Стивен Хаф: Маленькая ночная серенада
Пианисты — ночные животные, нравится им это или нет. Стивен Хаф объясняет, почему ночь представляет собой вдохновение для его последнего CD
Пианист работает в течение дня, практикуясь в своей студии. Но, тем не менее, мы вкушаем их плоды в вечернее время, и пианисты в целом ночные животные, несмотря на случайные дневные спектакли или утренние концерты. Мы должны прийти к жизни, полной боевой готовности после наступления темноты. Это не только потому, что наши зрители заканчивают свою работу уже в сумерках, мы здесь, чтобы обеспечивать развлечение, и есть что-то опасное в эмоциях, которые открывает в нас хорошая музыка, которая нуждается в прекрасной тайне тьмы для лучшего воздействия.
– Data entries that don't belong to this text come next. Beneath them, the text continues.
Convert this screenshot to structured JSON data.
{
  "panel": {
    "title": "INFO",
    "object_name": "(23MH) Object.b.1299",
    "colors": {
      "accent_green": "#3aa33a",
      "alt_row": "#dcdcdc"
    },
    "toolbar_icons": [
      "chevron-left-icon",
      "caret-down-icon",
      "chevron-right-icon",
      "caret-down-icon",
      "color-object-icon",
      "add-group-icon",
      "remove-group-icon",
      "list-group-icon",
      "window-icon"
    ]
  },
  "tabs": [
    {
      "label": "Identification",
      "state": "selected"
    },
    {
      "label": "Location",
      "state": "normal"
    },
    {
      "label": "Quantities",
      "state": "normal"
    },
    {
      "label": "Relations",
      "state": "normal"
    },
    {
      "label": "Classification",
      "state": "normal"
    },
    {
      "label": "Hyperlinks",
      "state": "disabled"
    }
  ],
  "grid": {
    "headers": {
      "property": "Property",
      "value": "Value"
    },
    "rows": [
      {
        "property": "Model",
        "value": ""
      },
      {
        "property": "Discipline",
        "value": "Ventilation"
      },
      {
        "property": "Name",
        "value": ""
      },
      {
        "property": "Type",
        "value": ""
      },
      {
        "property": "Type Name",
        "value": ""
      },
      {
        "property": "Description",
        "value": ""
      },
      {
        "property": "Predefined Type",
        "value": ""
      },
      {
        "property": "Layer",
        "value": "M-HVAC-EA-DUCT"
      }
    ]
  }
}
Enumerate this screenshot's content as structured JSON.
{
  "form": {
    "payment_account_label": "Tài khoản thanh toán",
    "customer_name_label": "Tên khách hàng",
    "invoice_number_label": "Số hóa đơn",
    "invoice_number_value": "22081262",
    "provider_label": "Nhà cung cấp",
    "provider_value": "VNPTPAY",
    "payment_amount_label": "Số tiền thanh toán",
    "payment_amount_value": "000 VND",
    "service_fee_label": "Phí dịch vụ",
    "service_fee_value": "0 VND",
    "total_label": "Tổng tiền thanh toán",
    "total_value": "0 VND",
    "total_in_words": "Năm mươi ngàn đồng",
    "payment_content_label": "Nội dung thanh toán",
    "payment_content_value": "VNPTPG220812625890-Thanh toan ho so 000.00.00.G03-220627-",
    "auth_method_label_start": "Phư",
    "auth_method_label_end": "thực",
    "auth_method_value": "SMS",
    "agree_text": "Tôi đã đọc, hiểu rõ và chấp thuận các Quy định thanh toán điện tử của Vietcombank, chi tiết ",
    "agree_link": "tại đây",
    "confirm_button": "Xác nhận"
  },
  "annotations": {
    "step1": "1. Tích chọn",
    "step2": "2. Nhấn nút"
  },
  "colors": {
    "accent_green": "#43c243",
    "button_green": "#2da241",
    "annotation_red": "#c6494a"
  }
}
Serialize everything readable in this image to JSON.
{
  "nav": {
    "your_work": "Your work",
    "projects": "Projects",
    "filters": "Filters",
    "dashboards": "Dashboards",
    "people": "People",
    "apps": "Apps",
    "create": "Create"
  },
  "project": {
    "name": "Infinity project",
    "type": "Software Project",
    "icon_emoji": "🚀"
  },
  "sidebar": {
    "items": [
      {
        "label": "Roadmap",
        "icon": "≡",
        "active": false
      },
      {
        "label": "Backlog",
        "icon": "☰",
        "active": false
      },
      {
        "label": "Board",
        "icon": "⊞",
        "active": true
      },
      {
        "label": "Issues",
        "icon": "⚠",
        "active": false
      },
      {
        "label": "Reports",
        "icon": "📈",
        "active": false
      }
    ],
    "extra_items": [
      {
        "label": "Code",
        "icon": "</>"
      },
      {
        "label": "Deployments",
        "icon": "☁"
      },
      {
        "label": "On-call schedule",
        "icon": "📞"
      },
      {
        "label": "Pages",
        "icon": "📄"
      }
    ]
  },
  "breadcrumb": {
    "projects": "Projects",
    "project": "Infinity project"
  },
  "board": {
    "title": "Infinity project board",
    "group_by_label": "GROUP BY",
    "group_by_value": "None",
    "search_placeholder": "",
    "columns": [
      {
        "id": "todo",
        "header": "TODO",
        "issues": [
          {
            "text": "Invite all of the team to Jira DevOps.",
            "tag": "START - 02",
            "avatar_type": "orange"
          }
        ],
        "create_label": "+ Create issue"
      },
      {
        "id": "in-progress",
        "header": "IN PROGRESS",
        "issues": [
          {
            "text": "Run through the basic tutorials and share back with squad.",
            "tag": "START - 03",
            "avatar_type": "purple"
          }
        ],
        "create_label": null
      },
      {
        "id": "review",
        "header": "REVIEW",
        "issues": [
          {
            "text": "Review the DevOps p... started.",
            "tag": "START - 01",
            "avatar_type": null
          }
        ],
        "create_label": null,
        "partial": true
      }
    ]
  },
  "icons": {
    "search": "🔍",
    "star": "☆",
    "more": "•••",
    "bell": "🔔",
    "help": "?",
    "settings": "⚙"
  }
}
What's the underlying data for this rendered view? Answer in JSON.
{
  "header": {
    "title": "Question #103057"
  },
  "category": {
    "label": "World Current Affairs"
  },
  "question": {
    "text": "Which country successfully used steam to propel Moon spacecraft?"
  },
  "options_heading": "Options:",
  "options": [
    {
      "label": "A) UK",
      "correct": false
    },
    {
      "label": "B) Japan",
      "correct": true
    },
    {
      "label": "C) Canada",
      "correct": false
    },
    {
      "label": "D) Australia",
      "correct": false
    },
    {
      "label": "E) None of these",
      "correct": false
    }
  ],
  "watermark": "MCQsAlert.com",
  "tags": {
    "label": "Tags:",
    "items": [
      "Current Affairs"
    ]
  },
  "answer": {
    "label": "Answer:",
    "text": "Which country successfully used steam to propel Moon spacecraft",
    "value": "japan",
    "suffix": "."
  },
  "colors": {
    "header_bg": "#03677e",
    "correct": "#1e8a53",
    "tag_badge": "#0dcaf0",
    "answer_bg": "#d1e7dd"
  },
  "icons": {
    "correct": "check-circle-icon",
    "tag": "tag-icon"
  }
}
Огни рампы могут светить на человека, сидящего за роялем, но женщина, сидящая в ряду Д, нуждается во мраке для того, чтобы полностью сконцентрироваться на переживаниях, которые рождает музыка.
Я только что выпустил компакт-диск под названием «In the Night» и все пьесы в нем имеют какое-то отношение к концу дня со всеми своими последствиями: таинственностью, волшебством, творчеством, ставшими навязчивой идеей для очень многих художников, поэтов и музыкантов 19-го века.
Шуман начинает сольный концерт, миниатюрный шедевр из его «Фантастических пьес» соч. 12, подводя итоги духа эпохи. «In the Night» предлагает опуститься под землю, под воду, оказаться в окружении тьмы, и Шуман над всем этим является композитором, которому наиболее комфортно в лесу. Ночью, в листве его богатого воображения редко есть время для сна.
Мы не можем смотреть на всевидящее солнце, которое слепит и заставляет постоянно моргать, но мы можем смотреть на луну — в небе или на поверхности озера. Бетховен не назвал свою сонату «Quasi una fantasia» оп. 27 номер 2 «Лунной сонатой», но этот словно маслом написанный романтический образ так и застыл в ней еще со времен викторианской эпохи.
По иронии судьбы туманный двигатель его первого движения и медлительная гармония все более наводят на мысль о более позднем периоде, раннем импрессионизме или даже Новой Эре; но последнее движение бури арпеджио и мерцаний молний с помощью акцентов пересекает четкий порог между классической сдержанностью и романтической дикостью. Это движение почти постоянно в минорном тоне — от перенапряжения в течение длительной ночной верховой езды, что напоминает демонического «Лесного царя» Шуберта.